Juicio a la barbarie sexual
El proceso contra los violadores de Gisèle Pélicot evidencia todo lo que queda por hacer para combatir la cosificación de las mujeres
El 2 de septiembre comenzó en Aviñón (sur de Francia) el juicio contra Dominique Pélicot, de 71 años, acusado de drogar a su mujer, Gisèle, durante más de 10 años para que la violaran decenas de hombres contactados por internet. 51 de ellos, de diferentes edades y condiciones sociales, serán juzgados junto a él en un macroproceso que durará cuatro meses y que hoy se reanuda después de ser aplazado por un problema de salud del principal acusado.
Se calcula que Gisèle fue violada más de 90 veces entre 2011 y 2020, como demuestran los más de 20.000 fotos y vídeos hallados por la policía en el ordenador de su marido y guardados en una carpeta titulada “abusos”. Gisèle ha rechazado el anonimato y ha querido que el juicio sea abierto para que “la vergüenza cambie de lado” y para alertar sobre el uso de la sumisión química como arma de violación. El inmenso coraje de esta mujer de 72 años la ha convertido en un símbolo que ha traspasado las fronteras. El suyo es uno de los casos más atroces de agresión sexual de la historia de Francia.

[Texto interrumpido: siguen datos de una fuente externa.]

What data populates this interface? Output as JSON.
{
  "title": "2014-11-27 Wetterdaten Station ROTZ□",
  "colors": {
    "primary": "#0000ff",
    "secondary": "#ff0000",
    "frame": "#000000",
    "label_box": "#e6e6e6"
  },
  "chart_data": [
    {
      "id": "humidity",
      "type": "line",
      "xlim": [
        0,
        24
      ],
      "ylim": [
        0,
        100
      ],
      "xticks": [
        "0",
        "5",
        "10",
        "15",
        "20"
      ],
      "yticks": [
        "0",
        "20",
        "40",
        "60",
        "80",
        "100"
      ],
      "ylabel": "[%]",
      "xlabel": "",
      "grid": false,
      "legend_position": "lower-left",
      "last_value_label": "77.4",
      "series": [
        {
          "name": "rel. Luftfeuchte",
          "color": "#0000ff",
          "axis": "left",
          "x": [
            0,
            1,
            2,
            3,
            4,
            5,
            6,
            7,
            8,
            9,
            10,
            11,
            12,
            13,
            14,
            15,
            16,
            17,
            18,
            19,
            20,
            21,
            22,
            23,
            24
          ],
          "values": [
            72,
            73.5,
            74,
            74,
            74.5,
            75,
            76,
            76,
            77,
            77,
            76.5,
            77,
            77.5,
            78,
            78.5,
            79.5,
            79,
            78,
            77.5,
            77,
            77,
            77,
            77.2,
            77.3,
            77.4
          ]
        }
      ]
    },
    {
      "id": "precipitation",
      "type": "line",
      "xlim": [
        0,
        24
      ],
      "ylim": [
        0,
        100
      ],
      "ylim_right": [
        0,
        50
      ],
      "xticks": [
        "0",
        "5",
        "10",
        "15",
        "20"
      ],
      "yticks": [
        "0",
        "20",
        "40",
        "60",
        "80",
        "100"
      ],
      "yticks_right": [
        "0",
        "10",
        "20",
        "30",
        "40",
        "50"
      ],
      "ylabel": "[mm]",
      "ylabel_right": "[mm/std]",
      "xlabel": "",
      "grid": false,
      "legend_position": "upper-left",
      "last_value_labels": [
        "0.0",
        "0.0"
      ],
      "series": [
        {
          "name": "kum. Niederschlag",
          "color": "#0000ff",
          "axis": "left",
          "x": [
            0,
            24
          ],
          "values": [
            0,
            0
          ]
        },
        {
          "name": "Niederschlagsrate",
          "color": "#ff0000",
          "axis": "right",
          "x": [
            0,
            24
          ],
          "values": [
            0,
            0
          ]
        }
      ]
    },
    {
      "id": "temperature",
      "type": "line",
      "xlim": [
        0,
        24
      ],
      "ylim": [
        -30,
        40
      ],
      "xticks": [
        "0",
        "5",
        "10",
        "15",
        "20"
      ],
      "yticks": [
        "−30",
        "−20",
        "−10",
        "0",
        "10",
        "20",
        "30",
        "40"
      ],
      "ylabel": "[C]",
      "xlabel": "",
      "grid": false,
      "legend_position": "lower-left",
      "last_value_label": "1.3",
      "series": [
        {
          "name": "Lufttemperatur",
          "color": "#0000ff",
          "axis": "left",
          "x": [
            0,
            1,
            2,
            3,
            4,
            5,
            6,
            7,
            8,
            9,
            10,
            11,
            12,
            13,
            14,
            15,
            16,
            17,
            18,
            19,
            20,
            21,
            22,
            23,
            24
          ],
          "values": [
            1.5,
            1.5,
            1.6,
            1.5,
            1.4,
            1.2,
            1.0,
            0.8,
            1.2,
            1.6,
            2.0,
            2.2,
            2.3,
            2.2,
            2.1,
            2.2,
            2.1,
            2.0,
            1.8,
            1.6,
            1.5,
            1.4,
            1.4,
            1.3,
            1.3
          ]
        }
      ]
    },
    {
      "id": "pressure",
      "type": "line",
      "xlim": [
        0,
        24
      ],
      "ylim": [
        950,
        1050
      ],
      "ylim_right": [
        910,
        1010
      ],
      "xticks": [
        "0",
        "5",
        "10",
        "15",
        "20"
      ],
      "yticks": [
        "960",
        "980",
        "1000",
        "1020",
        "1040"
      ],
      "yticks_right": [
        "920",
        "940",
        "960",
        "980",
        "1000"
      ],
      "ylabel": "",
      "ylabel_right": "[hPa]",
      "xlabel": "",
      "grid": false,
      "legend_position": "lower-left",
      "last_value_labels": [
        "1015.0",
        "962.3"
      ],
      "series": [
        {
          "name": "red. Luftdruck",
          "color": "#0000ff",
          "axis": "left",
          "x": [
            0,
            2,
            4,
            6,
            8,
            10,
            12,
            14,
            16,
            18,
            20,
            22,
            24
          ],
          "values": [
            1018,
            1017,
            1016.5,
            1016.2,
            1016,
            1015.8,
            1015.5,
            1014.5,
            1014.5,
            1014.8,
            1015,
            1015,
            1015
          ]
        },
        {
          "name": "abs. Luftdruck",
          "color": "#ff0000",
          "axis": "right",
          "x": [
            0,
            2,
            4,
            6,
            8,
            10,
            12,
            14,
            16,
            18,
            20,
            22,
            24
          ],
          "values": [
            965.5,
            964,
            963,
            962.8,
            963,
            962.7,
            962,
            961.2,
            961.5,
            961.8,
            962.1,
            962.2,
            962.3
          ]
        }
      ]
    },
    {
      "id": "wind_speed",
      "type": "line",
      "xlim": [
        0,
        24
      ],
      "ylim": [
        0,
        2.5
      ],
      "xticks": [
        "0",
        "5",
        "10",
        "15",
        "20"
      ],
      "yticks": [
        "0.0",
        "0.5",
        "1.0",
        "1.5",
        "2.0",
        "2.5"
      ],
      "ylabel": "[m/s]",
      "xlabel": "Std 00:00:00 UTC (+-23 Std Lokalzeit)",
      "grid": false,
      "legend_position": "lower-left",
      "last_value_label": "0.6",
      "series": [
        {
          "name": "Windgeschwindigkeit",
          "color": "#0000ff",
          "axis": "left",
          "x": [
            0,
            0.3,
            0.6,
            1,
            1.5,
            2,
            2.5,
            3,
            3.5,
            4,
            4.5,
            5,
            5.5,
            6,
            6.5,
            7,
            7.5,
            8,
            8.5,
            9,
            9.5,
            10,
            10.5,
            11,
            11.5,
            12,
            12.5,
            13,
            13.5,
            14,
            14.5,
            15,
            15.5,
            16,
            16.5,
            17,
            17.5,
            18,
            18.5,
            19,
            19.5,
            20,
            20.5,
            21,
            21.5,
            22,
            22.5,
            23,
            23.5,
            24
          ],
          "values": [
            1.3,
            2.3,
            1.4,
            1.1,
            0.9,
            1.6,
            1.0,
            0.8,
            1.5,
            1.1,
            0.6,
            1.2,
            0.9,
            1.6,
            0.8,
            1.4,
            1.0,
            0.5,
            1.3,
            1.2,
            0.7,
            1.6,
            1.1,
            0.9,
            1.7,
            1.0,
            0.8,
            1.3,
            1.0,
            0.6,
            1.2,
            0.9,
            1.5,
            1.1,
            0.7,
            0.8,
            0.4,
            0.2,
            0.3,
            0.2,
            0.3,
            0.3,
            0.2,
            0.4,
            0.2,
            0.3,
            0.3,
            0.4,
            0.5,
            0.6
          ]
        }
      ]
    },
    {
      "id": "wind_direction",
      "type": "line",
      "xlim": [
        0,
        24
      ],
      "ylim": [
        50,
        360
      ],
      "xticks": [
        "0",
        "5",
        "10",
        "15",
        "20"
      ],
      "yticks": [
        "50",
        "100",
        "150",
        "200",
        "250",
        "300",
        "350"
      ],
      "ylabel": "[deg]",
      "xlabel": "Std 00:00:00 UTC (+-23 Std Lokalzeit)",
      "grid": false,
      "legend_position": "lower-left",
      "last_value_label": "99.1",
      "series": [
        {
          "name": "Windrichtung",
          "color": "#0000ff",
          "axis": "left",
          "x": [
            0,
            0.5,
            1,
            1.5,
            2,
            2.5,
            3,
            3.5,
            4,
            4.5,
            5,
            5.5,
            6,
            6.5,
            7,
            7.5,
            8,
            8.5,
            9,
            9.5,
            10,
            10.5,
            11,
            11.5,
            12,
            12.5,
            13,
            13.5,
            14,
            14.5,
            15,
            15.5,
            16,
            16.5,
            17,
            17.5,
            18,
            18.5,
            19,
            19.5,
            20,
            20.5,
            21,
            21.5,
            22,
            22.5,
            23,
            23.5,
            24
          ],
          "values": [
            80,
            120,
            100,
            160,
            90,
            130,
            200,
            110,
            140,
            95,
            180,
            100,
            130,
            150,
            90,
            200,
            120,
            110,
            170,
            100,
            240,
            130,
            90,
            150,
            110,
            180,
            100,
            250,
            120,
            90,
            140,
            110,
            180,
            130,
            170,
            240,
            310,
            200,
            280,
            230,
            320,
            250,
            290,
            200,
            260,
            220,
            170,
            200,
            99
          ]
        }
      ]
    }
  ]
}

Durante una década, Gisèle sufrió mareos, pérdidas de memoria y enfermedades de transmisión sexual. Pero jamás se hubiera imaginado que el causante era la persona en quien más confiaba, el “tipo genial” y padre ejemplar con el que llevaba “felizmente” casada 50 años. Ni los médicos que la trataron ni su entorno sospecharon que hubiera sufrido semejante barbarie, palabra que la misma víctima ha utilizado en el juicio para describir los hechos cometidos por padres de familia, por profesionales respetados y maridos atentos. Perfiles todos que desmontan el mito del monstruo y deberían hacernos reflexionar sobre una sociedad estructuralmente machista que cosifica a las mujeres y banaliza la violencia sexual contra ellas.
Tanto es así que de los 51 acusados reclutados a través de un chat llamado “Sin su consentimiento” solo 14 han reconocido su responsabilidad. Algunos dicen que creyeron que se trataba de un juego sexual de pareja y otros, que la presencia del marido era la garantía de la conformidad de su esposa, como si el consentimiento de una mujer fuera algo que se puede delegar a un tercero. Hay incluso quien ha alegado que si hubo violación no fue adrede. Sin embargo, todos acataron las consignas que les dio Dominique Pélicot para que la víctima no se despertara durante la agresión, como aparcar el coche lejos de su domicilio, desvestirse en la cocina, no llevar perfume o calentarse las manos.
El hecho de que muchos de estos hombres —entre los que se encuentran médicos, periodistas, enfermeros, bomberos, estudiantes o funcionarios públicos de edades comprendidas entre los 26 y los 74 años— no sean conscientes de haber abusado físicamente de una mujer demuestra el largo camino que aún queda por recorrer para erradicar una mentalidad que trivializa el abuso y la agresión y que, en muchos hombres, perpetúa la idea de que disponer del cuerpo de las mujeres es uno de sus privilegios.
Por ahora, la reacción social en Francia al calvario de Gisèle se ha limitado a la esfera feminista, que, no obstante, consiguió este sábado movilizar a miles de personas en las calles de todo el país y reclama una ley integral contra la violencia machista. Igual que el caso de La Manada supuso un antes y un después en España, el caso Pélicot debería tener una respuesta política y legislativa a la altura de la gravedad de los hechos, en un país cuya definición jurídica de la violación no prevé la noción de consentimiento y que en diciembre pasado se opuso a la reforma europea de dicho delito, que pretendía incluir ese concepto fundamental.